Картина, открывшаяся ему, едва переступившему порог съемной квартирки, впечатляла, увы, не в хорошем смысле: Рауль Дюшан, развалившись на старой продавленной кровати, вдохновенно исполнял нечто из вокального репертуара одного кабаре в Ницце, размахивая в такт полупустой бутылкой. Ещё одна — пустая — стояла у ножки кровати, третья лежала, из её горлышка вытекали последние красные капли, а на дощатом полу собралась небольшая лужица. Странно, что такого шумного постояльца не удавили взбешенные соседи, промелькнуло в голове Эрика, пока он тащил приятеля за шиворот в ванную, поливал холодной водой, а потом волок назад. Хотя, возможно, они просто не слышали.

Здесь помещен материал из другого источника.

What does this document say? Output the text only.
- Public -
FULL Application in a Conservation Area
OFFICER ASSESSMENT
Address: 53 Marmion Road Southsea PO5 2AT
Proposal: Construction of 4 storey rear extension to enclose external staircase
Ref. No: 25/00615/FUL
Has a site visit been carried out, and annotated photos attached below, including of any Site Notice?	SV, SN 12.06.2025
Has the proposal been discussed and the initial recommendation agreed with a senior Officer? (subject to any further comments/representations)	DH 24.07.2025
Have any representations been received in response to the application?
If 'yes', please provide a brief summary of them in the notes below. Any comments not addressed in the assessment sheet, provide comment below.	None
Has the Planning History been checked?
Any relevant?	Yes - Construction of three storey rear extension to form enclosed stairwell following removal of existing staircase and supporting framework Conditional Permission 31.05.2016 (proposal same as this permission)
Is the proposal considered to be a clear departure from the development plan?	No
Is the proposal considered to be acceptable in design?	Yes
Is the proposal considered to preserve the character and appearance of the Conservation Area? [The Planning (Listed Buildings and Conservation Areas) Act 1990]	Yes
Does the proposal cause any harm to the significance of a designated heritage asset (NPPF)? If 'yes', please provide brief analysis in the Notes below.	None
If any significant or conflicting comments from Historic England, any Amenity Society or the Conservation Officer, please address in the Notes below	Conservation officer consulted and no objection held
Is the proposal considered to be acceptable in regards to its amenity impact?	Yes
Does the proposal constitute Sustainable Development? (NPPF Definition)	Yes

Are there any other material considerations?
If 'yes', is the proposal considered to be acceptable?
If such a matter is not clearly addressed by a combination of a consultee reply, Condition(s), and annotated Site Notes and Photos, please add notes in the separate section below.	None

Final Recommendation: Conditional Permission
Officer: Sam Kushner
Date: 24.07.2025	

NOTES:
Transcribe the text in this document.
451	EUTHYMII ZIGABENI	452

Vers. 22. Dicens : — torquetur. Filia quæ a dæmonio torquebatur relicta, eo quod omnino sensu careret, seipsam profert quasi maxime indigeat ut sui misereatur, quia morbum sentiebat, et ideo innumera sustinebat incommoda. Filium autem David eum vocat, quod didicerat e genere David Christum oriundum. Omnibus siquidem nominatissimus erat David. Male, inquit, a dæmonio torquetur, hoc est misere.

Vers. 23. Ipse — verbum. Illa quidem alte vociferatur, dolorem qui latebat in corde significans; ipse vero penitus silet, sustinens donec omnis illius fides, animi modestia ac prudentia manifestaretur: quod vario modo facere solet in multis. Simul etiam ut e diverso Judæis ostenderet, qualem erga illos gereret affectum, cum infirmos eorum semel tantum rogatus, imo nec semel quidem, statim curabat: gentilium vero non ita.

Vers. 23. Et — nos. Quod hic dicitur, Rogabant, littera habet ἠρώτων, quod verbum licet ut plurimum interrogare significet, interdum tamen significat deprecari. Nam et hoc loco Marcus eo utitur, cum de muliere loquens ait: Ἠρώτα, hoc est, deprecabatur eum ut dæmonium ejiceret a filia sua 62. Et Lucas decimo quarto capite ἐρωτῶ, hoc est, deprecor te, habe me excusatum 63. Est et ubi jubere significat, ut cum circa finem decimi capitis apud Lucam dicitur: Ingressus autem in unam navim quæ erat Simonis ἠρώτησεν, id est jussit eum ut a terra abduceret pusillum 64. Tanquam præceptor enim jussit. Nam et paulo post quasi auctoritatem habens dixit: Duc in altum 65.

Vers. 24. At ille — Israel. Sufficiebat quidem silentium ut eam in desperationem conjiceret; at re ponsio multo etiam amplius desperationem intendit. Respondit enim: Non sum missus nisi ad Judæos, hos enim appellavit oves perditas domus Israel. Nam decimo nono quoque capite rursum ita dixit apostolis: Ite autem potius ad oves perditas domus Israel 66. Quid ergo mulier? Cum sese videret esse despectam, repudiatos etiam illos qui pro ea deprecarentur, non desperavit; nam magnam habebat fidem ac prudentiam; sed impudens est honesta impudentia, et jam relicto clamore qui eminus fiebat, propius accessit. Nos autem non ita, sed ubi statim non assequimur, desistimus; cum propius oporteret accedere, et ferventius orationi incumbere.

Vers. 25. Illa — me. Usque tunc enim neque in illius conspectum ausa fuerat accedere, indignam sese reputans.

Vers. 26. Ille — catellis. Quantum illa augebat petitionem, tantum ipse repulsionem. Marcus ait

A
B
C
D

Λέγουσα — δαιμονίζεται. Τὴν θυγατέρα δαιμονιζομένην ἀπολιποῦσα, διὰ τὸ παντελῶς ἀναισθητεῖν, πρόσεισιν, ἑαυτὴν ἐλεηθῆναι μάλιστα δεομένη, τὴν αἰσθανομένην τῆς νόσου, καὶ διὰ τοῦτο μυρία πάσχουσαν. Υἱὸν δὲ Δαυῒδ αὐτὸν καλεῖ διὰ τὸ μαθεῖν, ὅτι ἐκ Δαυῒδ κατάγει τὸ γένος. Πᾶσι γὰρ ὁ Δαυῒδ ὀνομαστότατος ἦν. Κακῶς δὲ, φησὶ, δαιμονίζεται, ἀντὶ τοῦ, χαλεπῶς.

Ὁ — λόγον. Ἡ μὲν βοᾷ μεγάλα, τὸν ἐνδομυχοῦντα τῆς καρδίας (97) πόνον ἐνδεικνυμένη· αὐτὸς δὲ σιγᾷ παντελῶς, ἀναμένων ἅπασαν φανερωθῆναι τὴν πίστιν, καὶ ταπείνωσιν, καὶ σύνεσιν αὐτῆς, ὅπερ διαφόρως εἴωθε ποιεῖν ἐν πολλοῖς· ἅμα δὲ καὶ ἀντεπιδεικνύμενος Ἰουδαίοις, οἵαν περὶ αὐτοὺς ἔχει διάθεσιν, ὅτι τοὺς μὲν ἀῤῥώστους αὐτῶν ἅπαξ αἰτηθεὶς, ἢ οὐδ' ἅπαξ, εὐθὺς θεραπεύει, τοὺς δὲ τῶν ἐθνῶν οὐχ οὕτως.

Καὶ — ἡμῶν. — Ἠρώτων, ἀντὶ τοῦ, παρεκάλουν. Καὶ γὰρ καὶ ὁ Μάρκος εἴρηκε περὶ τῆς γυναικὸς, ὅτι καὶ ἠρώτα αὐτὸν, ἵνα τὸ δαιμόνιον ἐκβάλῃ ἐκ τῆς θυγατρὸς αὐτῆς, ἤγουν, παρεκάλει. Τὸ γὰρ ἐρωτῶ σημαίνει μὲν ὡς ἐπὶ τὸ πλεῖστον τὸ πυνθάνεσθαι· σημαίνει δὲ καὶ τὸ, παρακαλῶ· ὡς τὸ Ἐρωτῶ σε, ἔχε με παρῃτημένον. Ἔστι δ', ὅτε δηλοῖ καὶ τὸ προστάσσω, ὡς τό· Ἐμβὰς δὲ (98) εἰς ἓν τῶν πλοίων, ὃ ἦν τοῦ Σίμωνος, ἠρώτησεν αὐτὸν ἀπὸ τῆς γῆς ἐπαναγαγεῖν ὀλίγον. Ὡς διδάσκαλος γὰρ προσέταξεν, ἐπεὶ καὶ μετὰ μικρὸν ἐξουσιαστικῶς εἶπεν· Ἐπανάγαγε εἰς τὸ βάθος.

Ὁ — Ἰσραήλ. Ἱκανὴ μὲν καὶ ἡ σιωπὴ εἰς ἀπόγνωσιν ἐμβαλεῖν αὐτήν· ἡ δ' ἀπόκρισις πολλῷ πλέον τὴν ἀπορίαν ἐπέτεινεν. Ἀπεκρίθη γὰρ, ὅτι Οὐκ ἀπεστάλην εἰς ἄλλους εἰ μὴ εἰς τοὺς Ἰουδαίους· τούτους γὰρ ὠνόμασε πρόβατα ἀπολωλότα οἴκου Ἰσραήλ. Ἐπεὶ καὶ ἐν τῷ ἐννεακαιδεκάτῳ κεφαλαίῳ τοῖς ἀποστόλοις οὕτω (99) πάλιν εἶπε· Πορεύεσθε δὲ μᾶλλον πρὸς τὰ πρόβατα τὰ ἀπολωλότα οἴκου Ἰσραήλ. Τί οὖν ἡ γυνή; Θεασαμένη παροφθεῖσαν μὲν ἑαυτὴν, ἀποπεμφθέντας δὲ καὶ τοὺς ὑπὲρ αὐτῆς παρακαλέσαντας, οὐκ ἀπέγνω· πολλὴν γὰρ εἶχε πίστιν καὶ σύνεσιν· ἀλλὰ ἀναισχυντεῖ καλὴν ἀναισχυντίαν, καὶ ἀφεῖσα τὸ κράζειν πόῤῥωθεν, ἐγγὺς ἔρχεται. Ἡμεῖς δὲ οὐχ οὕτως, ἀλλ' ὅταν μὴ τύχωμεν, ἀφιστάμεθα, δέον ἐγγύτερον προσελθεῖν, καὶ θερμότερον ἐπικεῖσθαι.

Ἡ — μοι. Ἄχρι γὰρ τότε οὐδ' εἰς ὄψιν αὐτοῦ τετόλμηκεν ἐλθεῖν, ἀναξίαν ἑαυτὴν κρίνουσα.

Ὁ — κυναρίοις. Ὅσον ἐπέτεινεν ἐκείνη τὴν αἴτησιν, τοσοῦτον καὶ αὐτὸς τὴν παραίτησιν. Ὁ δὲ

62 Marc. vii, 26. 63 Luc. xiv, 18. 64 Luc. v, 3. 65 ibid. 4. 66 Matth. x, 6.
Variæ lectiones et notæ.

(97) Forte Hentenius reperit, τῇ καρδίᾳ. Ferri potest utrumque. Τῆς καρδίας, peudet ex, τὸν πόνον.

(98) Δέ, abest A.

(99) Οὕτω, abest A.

Или им понравилось пение, у Рауля был недурной тенор и хороший музыкальный слух, чем он беззастенчиво пользовался, обрабатывая очередную жертву.
…Дюшан застонал, кое-как сел на кровати и стянул с головы мокрое полотенце.
— Какого чёрта? — раздельно, подчеркивая каждый слог, спросил Эрик.
Дюшан скривился как от боли и обхватил голову руками.
— Тиш-ш-ше, — страдальчески попросил он.
— Как это понимать? — Эрик проявил немного милосердия и снизил тон.
— Холостяцкая вечеринка, — шёпотом пояснил Рауль. — Это давняя аристократическая традиция. У меня скоро свадьба.
— Да? И кто же невеста?
— Формально — Карлотта Гуидичелли, примадонна Оперы. Фактически, кажется, я.
Он снова закрыл лицо полотенцем и повалился обратно.
Из дальнейших расспросов, перемежаемых стонами, жалобами на мировую несправедливость и призывами к ангелу смерти явиться и забрать исстрадавшуюся душу, Эрик сложил более-менее внятную картину событий вчерашнего вечера. Итак, его компаньон, как они договаривались, увел певицу ужинать в один из любимых её ресторанов. Они проводили время в приятной беседе и изящном флирте, пока Рауль, по его собственным словам, не оказался в ситуации, когда просто обязан был сделать Карлотте предложение. Разумеется, он ожидал, что синьора Гуидичелли сочтет всё шуткой, но, увы, она приняла слова всерьез.